I beg to ask the Secretary of State for the Home Department if he will state what rules are laid down with regard to the granting or signing of certificates dispensing with the use of anæsthetics in vivisection experiments; whether there is any limit to the number of such certificates which one person may sign, or to the number of experiments upon different animals which may be performed by the person holding one such certificate; whether the Home Office authorises or allows certificates to be signed by the operator himself on his own behalf; whether Dr. Poore, whilst holding the office of inspector, has signed certificates in his capacity of professor of medical jurisprudence in University College, London; and whether there is any regulation requiring that the dates shall be specified for the performance of experiments under the various certificates dispensing with the use of anæsthetics, in order that the Home Office inspector may have knowledge of the time and place at which any experiment on living animals is to be performed.

* SIR M. WHITE RIDLEY

All the conditions which are attached to the signing of the certificates mentioned in the first paragraph of the question are laid down by law, viz., Sections 11 and 12 of the Act of 1876. There is no limit to the number of certificates which an authorised person may sign; and the law places no limit on the number of experiments which may be performed under one certificate but it is the practice of the Home Office, in addition to the fact that all certificates expire on the 31st December of the year in which they are granted, to limit the number, and this is always done in the case of serious experiments in which the use of anæsthetics is wholly or partly dispensed with. The possibility indicated in the third paragraph would be directly contrary to the proviso in Section 11 of the Act. The answers to the last two paragraphs are in the negative.

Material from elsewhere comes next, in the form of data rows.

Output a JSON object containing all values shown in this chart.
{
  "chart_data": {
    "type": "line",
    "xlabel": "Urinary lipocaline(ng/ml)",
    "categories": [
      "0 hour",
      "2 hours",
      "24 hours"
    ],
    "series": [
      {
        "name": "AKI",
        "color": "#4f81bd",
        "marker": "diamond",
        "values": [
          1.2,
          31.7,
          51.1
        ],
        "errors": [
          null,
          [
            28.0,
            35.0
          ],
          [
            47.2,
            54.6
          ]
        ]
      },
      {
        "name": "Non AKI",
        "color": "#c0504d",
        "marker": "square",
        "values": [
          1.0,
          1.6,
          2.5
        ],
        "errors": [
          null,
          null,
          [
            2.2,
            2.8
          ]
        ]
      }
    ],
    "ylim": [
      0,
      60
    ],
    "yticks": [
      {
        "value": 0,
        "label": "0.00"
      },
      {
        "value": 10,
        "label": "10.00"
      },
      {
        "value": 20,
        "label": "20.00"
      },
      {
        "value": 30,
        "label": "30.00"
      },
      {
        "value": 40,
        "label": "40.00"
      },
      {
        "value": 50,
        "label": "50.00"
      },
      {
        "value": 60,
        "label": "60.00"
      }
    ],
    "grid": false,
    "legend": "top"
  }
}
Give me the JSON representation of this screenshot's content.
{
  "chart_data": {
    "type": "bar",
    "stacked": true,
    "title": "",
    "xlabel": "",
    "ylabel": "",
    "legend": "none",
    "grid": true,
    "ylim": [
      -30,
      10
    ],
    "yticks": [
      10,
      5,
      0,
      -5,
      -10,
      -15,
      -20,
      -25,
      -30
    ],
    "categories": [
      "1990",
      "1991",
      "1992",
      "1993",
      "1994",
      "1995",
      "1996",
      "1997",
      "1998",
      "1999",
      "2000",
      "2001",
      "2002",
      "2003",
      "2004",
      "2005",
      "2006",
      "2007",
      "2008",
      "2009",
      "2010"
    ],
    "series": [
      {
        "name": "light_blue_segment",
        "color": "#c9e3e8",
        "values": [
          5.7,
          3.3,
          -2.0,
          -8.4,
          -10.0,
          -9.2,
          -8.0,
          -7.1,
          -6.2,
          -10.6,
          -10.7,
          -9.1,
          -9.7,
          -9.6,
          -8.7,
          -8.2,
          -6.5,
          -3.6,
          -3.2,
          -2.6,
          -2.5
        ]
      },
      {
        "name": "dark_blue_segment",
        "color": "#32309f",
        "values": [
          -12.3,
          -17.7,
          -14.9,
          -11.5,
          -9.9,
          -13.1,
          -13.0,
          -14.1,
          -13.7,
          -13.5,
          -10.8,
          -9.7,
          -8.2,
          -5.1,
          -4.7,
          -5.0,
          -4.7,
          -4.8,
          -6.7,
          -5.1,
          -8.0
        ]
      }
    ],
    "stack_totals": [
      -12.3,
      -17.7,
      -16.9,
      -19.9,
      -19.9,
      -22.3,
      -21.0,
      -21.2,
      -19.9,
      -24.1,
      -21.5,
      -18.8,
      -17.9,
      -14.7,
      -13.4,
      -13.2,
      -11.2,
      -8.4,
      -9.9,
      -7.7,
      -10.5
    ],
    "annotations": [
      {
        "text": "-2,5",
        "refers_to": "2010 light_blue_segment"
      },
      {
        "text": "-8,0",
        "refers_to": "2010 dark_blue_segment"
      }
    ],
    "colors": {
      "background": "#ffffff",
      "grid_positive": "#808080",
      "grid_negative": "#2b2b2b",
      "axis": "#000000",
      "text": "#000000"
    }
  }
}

COLONEL LOCKWOOD (Essex, Epping)

Does Professor Poore sign the certificates?

* SIR M. WHITE RIDLEY

I am informed that it is not the case that he does so.

MR. PAULTON

Then how is it that the statement appears in the Report of the Inspector? Will the right hon. Gentleman further inquire as to its accuracy?

* SIR M. WHITE RIDLEY

Yes. I was only aware five minutes ago that the Report Seemed to indicate this, and, of course, I have not had time to inquire.